16 April 2026, 04:06

Santiago Segura löst mit politischen Aussagen im Podcast La Script Shitstorm aus

Eine Gruppe von Menschen hält ein Transparent mit der Aufschrift "Öffnet die Grenzen, rettet Leben, kämpft gegen Faschismus" vor einem Gebäude mit Glasfenstern und einem Mast, mit einem Fahrrad und einer Tasche auf der Straße.

Santiago Segura löst mit politischen Aussagen im Podcast La Script Shitstorm aus

Schauspieler und Regisseur Santiago Segura hat nach der Äußerung polarisierender politischer Ansichten im Podcast La Script heftige Kritik geerntet. Ausschnitte aus dem Interview verbreiteten sich rasant auf TikTok und X und entfachten hitzige Online-Debatten. Obwohl sich Segura selbst als linksliberal bezeichnet, werfen ihm viele Kritiker vor, faschistische Positionen zu vertreten.

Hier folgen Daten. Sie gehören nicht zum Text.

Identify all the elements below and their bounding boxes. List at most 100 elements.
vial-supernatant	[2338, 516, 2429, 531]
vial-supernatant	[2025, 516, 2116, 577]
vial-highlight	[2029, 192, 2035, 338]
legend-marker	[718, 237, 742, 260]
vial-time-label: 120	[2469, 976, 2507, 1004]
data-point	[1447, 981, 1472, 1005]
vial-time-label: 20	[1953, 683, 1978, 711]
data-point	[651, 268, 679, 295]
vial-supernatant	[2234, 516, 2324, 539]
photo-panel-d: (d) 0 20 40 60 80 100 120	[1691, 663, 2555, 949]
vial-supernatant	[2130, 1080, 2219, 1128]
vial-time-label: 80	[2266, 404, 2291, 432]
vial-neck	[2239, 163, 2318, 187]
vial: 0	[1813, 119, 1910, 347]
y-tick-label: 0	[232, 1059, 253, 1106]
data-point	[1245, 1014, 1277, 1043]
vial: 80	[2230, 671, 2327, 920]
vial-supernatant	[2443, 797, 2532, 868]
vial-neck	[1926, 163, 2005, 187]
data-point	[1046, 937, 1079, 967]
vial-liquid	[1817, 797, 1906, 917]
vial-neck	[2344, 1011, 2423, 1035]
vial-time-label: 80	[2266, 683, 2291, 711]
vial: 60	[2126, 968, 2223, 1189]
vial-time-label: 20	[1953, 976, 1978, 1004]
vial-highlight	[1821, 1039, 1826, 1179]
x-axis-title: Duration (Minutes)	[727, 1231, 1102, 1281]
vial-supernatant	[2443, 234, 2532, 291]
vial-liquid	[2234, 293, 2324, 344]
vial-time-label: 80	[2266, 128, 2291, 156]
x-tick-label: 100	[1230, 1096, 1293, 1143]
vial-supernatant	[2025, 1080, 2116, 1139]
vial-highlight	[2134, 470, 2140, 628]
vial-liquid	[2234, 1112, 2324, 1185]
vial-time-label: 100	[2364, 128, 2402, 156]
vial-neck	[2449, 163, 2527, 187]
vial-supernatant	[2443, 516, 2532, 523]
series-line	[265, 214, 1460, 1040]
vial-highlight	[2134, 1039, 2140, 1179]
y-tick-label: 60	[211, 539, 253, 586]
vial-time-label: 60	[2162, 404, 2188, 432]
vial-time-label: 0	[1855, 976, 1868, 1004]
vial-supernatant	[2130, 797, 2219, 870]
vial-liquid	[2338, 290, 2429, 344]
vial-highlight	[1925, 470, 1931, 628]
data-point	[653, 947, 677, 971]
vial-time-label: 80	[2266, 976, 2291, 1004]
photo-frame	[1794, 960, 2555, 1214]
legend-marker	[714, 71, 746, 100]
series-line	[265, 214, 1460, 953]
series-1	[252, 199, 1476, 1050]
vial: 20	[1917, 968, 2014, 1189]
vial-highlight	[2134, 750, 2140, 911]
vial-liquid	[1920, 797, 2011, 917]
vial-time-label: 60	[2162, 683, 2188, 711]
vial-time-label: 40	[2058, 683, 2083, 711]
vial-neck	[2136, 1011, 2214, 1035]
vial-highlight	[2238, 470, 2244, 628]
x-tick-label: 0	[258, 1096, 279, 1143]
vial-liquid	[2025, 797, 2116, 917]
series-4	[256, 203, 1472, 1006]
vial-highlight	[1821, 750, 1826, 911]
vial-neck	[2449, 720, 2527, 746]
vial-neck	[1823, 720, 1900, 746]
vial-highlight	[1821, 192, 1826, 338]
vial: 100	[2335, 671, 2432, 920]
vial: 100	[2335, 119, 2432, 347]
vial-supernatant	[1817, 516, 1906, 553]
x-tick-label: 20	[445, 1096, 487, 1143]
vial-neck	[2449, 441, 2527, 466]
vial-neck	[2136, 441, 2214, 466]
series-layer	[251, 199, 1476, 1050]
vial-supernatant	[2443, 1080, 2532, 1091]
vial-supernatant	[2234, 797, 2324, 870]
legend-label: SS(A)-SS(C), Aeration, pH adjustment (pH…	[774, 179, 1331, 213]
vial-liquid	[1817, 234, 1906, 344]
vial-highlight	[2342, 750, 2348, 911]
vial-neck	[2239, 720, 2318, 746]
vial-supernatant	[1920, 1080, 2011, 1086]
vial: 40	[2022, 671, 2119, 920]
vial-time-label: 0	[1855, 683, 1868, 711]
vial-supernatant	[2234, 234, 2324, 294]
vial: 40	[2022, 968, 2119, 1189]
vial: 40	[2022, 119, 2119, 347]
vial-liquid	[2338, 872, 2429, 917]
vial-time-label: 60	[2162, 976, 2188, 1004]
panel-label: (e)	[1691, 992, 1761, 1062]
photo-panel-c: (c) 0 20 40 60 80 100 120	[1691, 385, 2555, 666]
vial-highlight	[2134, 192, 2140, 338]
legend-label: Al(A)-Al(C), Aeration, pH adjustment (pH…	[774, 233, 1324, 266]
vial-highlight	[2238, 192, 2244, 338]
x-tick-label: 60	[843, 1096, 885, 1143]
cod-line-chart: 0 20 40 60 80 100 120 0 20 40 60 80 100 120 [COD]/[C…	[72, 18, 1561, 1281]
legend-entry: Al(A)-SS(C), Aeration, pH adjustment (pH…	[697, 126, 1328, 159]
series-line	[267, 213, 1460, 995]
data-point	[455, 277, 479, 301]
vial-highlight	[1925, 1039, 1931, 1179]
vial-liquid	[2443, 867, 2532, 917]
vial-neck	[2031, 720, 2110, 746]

Im Podcast stellte Segura Spaniens "Nur ein Ja heißt Ja"-Gesetz zur sexuellen Einwilligung infrage. Er argumentierte, das Gesetz könnte dazu führen, dass mehr Vergewaltiger freigesprochen würden – eine Haltung, die sofort auf scharfe Ablehnung stieß. Zudem äußerte er sich zur Transgender-Gesetzgebung des Landes: Einerseits unterstützte er die Schauspielerin Bibiana Fernández, lehnte die aktuelle Regelung jedoch ab.

Segura verteidigte zudem Wähler der rechtspopulistischen Partei Vox und behauptete, diese fühlten sich ausgegrenzt und würden von der Linken pauschal als Faschisten diffamiert. Zugleich wies er Vorwürfe gegen Richter zurück und bestritt, dass diese generell politisch voreingenommen seien. Beim Thema Hausbesetzungen lehnte er es ab, die Verantwortung allein bei Privatpersonen zu sehen, und forderte die Regierung auf, mit Wohnungslösungen einzugreifen.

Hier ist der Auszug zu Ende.